Eine Bar voller Überraschungen – die Minibar
Entweder völlig überteuert, nicht wieder aufgefüllt oder Miniaturalkoholika, die für einen Longdrink nur spärlich reichen. Wir sind ja schließlich keine Zwerge!
Toilettentür
Urlaub mit dem Liebsten. Und wenn man sich auf das stille Örtchen zurück zieht, dann möchte man eine Tür haben, die auch richtig schließt. Eigentlich klingt das logisch. Aber das ist anscheinend keine Selbstverständlichkeit. Wie oft erlebe ich Schiebetüren, die eine Handbreit offen stehen und weit weg sind von einem STILLEN Örtchen. Beliebt sind auch schicke durchsichtige oder michglasartige Designertüren, bei denen man auf dem Präsentierteller sein Geschäft erledigen muss. Vielleicht ein Frauenproblem, aber ich möchte nicht Teil des ganzen Zimmers sein, wenn ich die Badegemächer aufsuche.
Versteckspiel mit dem Fön
Immer auf ein Neues. Da steht man mit nassen Haaren vor dem Spiegel, hat es eilig, der Griff geht zum Fön – doch leider ins Leere. Wo ist er denn? Vielleicht unter dem Waschtisch, im Garderobenschrank, in der unteren Schublade der Kommode oder doch im Schreibtisch? Der Fön gehört ins Badezimmer und zwar in Sichtweite und nirgendwo anders hin.

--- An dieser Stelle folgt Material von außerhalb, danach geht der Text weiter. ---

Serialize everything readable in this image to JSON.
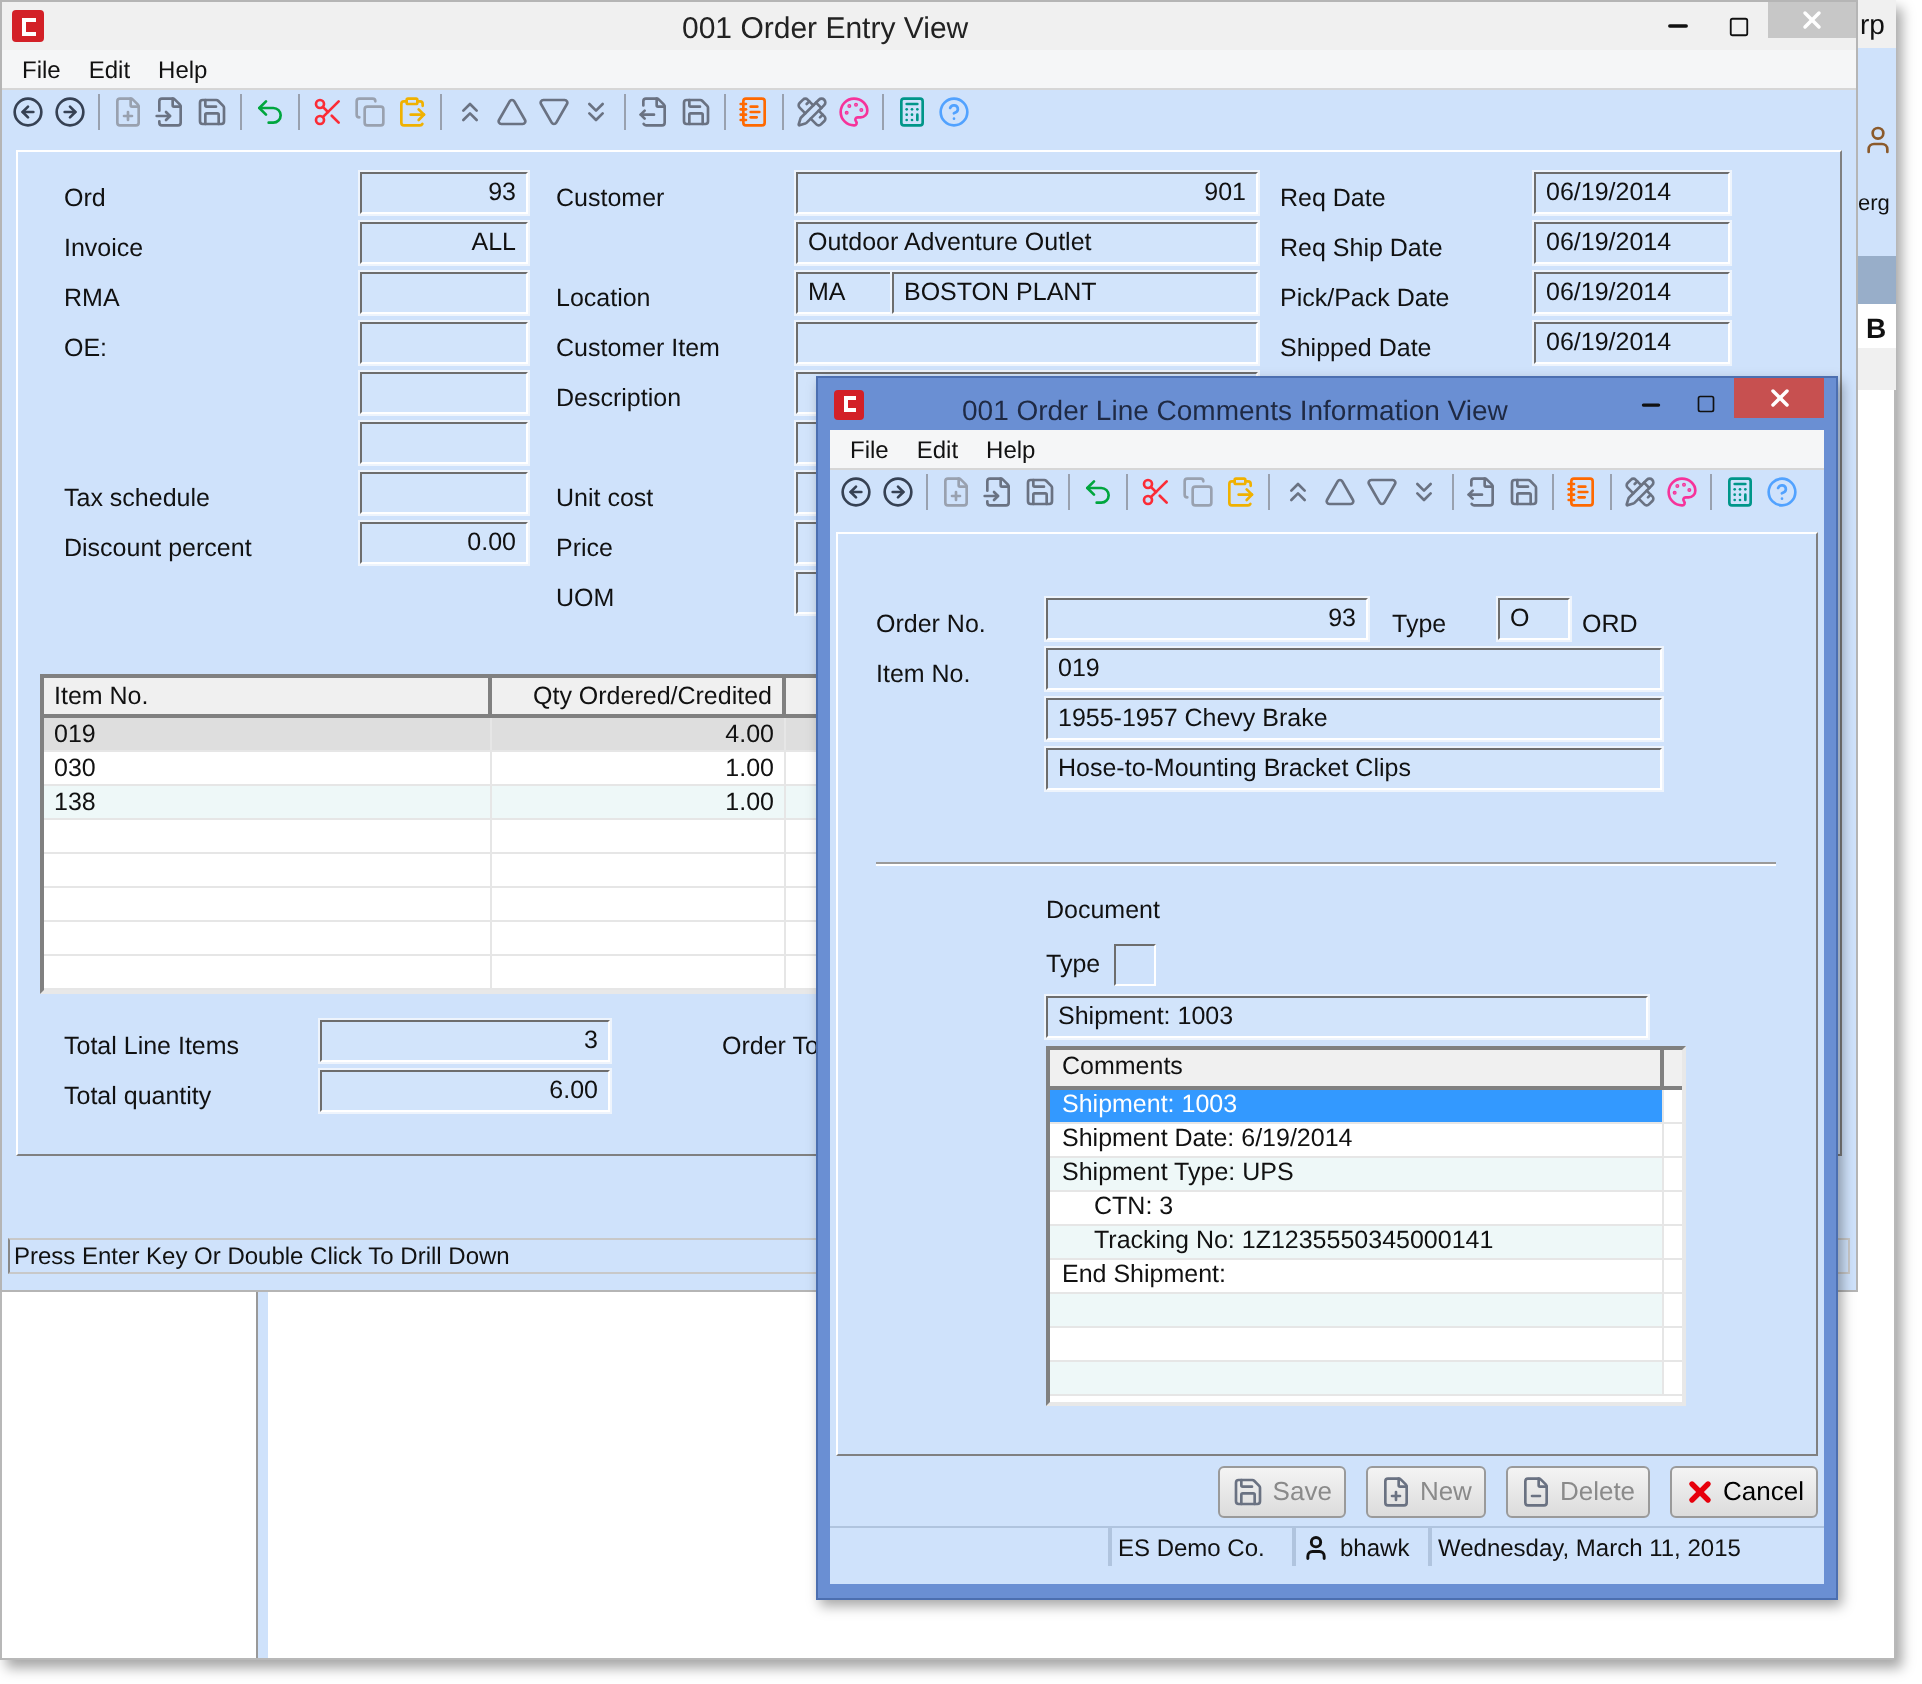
{
  "background_window": {
    "title_fragment": "rp",
    "label_fragment": "erg",
    "tab_fragment": "B"
  },
  "main_window": {
    "title": "001 Order Entry View",
    "menu": [
      "File",
      "Edit",
      "Help"
    ],
    "left_fields": [
      {
        "kind": "field",
        "label": "Ord",
        "value": "93"
      },
      {
        "kind": "field",
        "label": "Invoice",
        "value": "ALL"
      },
      {
        "kind": "field",
        "label": "RMA"
      },
      {
        "kind": "field",
        "label": "OE:"
      },
      {
        "kind": "field"
      },
      {
        "kind": "field"
      },
      {
        "kind": "field",
        "label": "Tax schedule"
      },
      {
        "kind": "field",
        "label": "Discount percent",
        "value": "0.00"
      }
    ],
    "middle_fields": [
      {
        "label": "Customer",
        "fields": [
          {
            "kind": "number",
            "value": "901"
          }
        ]
      },
      {
        "fields": [
          {
            "kind": "text",
            "value": "Outdoor Adventure Outlet"
          }
        ]
      },
      {
        "label": "Location",
        "fields": [
          {
            "kind": "code",
            "value": "MA"
          },
          {
            "kind": "text",
            "value": "BOSTON PLANT"
          }
        ]
      },
      {
        "label": "Customer Item",
        "fields": [
          {
            "kind": "text"
          }
        ]
      },
      {
        "label": "Description",
        "fields": [
          {
            "kind": "text"
          }
        ]
      },
      {
        "fields": [
          {
            "kind": "text"
          }
        ]
      },
      {
        "label": "Unit cost",
        "fields": [
          {
            "kind": "text"
          }
        ]
      },
      {
        "label": "Price",
        "fields": [
          {
            "kind": "text"
          }
        ]
      },
      {
        "label": "UOM",
        "fields": [
          {
            "kind": "text"
          }
        ]
      }
    ],
    "date_fields": [
      {
        "label": "Req Date",
        "value": "06/19/2014"
      },
      {
        "label": "Req Ship Date",
        "value": "06/19/2014"
      },
      {
        "label": "Pick/Pack Date",
        "value": "06/19/2014"
      },
      {
        "label": "Shipped Date",
        "value": "06/19/2014"
      }
    ],
    "lines_table": {
      "columns": [
        "Item No.",
        "Qty Ordered/Credited"
      ],
      "rows": [
        {
          "item": "019",
          "qty": "4.00",
          "selected": true
        },
        {
          "item": "030",
          "qty": "1.00",
          "selected": false
        },
        {
          "item": "138",
          "qty": "1.00",
          "selected": false
        }
      ]
    },
    "totals": [
      {
        "label": "Total Line Items",
        "value": "3"
      },
      {
        "label": "Total quantity",
        "value": "6.00"
      }
    ],
    "order_total_label": "Order To",
    "status_bar": "Press Enter Key Or Double Click To Drill Down"
  },
  "dialog": {
    "title": "001 Order Line Comments Information View",
    "menu": [
      "File",
      "Edit",
      "Help"
    ],
    "order_no": {
      "label": "Order No.",
      "value": "93"
    },
    "type": {
      "label": "Type",
      "value": "O",
      "description": "ORD"
    },
    "item": {
      "label": "Item No.",
      "lines": [
        "019",
        "1955-1957 Chevy Brake",
        "Hose-to-Mounting Bracket Clips"
      ]
    },
    "document": {
      "label": "Document",
      "type_label": "Type",
      "value": "Shipment: 1003"
    },
    "comments": {
      "column": "Comments",
      "rows": [
        {
          "text": "Shipment: 1003",
          "selected": true
        },
        {
          "text": "Shipment Date: 6/19/2014",
          "selected": false
        },
        {
          "text": "Shipment Type: UPS",
          "selected": false,
          "children": [
            {
              "text": "CTN: 3",
              "selected": false
            },
            {
              "text": "Tracking No: 1Z1235550345000141",
              "selected": false
            }
          ]
        },
        {
          "text": "End Shipment:",
          "selected": false
        }
      ]
    },
    "buttons": [
      {
        "kind": "save",
        "label": "Save",
        "disabled": true
      },
      {
        "kind": "new",
        "label": "New",
        "disabled": true
      },
      {
        "kind": "delete",
        "label": "Delete",
        "disabled": true
      },
      {
        "kind": "cancel",
        "label": "Cancel",
        "disabled": false
      }
    ],
    "status_bar": {
      "company": "ES Demo Co.",
      "user": "bhawk",
      "date": "Wednesday, March 11, 2015"
    }
  }
}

Beleuchtungsanlagen für Experten
Es gab Hotels, bei denen habe ich mich den gesamten Urlaub lang nicht mit der Zimmer-Beleuchtungsanlage angefreundet. Unzählige verschiedene Schalter und Dimmer erlauben bei gekonnter Anwendung eine perfekte Zimmerausleuchtung. Schön, aber ich bin kein Beleuchtungsanlagenfachmann. Und ich kann und will mir auch nicht merken, welchen Schalter ich auf AN stellen muss, damit ich mein Nachtischlämpchen bedienen kann.